Howard Bingham no fuma. Él, Muhammad Alí y sus compañeros de viaje se van mañana de La Habana, tras tomar parte en una misión de ayuda humanitaria de cinco días que vino con un avión cargado de suministros médicos para las clínicas y hospitales desabastecidos por el embargo de Estados Unidos; y a Bingham le gustaría regresar a casa con unos buenos cigarros. Pero, por otro lado, cien siguen siendo demasiado.

—Cincuenta dólares -dice Bingham con firmeza, mirando su reloj y echando a andar.

—Está bien, está bien —dice de mal grado el húngaro—. Cincuenta.

Bingham se saca el dinero del bolsillo y el húngaro le echa mano y entrega los Espléndidos antes de irse en el Toyota. Una de las prostitutas da unos pasos hacia Bingham, pero el fotógrafo apura el paso de regreso al hotel. Esta noche Fidel Castro ofrece una recepción para Muhammad Alí, y Bingham tiene apenas media hora para cambiarse y bajar al pórtico para tomar el autobús fletado que va a llevarlos a la sede de gobierno. Trae una de sus fotografías para el caudillo cubano: un retrato ampliado y enmarcado de Muhammad Alí y Malcolm X caminando juntos por una acera de Harlem en 1963. Malcolm X estaba a la sazón por los treinta y siete años, a dos de una bala asesina; el joven Alí, de veintiún años, estaba a punto de conquistar el título de los pesos pesados en una memorable victoria inesperada contra Sonny Liston en Miami. La fotografía de Bingham lleva dedicatoria: “Al presidente Fidel Castro, de Muhammad Alí”. Bajo su firma el ex campeón ha garabateado un corazoncito.

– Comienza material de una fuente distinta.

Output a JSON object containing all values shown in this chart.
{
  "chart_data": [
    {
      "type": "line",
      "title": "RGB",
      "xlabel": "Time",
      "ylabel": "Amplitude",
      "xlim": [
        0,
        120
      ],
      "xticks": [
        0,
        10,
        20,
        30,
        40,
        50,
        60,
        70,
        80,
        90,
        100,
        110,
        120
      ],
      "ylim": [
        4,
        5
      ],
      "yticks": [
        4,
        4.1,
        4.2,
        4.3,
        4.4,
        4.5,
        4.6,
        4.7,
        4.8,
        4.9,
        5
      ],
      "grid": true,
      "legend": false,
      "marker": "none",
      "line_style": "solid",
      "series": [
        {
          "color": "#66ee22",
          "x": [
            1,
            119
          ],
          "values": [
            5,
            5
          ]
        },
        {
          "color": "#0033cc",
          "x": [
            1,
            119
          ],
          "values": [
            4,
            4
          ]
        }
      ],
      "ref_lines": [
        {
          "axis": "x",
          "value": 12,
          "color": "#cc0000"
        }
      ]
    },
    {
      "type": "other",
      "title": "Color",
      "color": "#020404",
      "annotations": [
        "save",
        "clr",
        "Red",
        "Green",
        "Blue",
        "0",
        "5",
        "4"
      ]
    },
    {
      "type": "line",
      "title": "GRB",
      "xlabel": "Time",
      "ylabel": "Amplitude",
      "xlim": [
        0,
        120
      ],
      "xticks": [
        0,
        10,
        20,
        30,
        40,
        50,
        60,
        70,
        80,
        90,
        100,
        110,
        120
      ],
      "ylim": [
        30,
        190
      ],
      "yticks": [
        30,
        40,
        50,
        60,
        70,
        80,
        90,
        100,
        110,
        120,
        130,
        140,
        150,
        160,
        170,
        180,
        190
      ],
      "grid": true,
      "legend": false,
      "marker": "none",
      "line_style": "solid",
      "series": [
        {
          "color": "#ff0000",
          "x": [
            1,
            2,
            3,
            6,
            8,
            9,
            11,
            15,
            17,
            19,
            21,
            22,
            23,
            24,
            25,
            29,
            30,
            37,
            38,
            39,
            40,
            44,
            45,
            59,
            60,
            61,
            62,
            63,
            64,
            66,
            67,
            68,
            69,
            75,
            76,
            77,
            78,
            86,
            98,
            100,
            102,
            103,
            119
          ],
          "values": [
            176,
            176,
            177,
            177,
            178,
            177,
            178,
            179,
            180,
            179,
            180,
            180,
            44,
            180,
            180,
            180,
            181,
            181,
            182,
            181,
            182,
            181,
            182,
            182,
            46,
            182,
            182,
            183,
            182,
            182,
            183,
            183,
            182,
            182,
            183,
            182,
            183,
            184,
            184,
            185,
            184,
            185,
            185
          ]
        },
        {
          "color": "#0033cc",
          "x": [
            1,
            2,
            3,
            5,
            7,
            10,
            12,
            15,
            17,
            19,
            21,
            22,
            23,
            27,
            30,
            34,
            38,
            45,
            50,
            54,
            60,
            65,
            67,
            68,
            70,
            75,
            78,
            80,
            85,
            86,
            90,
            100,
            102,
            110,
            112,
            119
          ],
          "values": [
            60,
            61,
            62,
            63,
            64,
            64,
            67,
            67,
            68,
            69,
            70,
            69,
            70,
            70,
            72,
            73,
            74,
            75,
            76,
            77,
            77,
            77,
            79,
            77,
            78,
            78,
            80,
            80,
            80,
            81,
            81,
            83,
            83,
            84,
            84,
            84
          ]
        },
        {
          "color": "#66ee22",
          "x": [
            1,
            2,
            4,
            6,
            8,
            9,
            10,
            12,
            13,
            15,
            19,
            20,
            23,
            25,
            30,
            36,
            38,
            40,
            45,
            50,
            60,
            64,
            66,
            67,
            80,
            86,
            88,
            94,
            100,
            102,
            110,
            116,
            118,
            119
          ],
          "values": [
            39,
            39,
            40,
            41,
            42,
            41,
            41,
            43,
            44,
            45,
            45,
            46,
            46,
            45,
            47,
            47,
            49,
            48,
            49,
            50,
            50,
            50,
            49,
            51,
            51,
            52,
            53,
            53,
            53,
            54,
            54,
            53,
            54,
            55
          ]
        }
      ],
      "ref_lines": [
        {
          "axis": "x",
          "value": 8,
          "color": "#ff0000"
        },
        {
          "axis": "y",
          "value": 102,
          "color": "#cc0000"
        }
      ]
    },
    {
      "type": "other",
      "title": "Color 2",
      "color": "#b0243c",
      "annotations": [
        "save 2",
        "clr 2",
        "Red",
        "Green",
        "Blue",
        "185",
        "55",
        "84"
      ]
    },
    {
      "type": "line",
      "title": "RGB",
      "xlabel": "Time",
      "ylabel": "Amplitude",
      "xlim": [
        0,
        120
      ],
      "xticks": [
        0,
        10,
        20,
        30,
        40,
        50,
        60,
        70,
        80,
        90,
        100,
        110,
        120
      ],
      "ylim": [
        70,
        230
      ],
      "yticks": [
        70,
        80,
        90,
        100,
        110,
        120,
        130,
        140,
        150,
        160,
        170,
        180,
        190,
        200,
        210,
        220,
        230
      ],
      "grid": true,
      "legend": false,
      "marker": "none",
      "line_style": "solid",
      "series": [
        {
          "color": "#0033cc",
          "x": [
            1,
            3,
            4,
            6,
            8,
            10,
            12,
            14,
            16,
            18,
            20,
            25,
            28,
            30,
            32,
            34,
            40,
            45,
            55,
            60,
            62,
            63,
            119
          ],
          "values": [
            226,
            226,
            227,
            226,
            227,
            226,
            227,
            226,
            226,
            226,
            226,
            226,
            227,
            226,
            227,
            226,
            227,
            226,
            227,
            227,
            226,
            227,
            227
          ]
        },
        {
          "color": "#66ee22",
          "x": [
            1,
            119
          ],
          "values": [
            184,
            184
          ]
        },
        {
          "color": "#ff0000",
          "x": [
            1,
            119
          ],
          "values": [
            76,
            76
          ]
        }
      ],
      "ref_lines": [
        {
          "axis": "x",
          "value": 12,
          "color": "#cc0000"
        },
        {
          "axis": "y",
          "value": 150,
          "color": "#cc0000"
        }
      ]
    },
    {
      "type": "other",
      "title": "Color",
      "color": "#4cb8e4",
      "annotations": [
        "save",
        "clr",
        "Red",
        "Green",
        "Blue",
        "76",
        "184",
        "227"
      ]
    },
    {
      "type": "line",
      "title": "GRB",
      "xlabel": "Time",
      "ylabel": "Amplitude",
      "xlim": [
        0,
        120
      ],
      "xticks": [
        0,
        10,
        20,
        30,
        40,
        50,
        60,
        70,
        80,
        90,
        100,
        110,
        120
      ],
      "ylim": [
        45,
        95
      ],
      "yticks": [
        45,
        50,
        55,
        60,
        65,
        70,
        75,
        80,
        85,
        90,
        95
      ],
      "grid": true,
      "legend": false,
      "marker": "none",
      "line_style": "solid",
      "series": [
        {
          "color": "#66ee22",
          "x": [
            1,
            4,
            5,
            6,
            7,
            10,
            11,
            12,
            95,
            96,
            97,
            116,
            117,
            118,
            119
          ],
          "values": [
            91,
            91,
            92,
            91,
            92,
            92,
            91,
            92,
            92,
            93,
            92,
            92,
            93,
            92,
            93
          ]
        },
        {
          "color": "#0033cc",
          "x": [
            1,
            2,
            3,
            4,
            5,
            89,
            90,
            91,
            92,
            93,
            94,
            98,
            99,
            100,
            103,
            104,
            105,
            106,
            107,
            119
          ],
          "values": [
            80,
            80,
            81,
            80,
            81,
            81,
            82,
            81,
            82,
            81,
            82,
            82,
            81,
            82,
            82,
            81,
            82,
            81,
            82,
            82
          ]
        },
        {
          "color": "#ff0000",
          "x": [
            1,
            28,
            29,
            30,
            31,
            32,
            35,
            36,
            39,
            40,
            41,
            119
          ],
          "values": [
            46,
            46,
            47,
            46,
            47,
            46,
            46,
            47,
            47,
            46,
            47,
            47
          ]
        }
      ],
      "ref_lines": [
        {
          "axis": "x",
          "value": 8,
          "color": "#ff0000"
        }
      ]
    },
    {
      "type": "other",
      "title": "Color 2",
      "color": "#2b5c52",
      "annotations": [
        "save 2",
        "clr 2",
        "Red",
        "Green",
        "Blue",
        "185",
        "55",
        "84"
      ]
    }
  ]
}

Aunque Muhammad Alí tiene ahora cincuenta y cuatro años y lleva más de quince lejos del cuadrilátero, sigue siendo uno de los hombres más famosos del mundo, reconocible en los cinco continentes; y mientras recorre el vestíbulo del hotel Nacional con dirección al bus en un traje de rayón gris y camisa de algodón abotonada hasta el cuello v sin corbata, numerosos huéspedes se le acercan para pedirle un autógrafo. Le lleva unos treinta segundos escribir “Muhammad Alí”, tanto le tiemblan las manos por efecto de la enfermedad de Parkinson; y aunque camina sin apoyo, sus movimientos son muy lentos, y Howard Bingham y Yolanda, la cuarta esposa de Alí, lo siguen de cerca.

Fragmento del libro Retratos y encuentros, de Gay Talese, traducción de Carlos José Restrepo, Alfaguara, Madrid, 2010.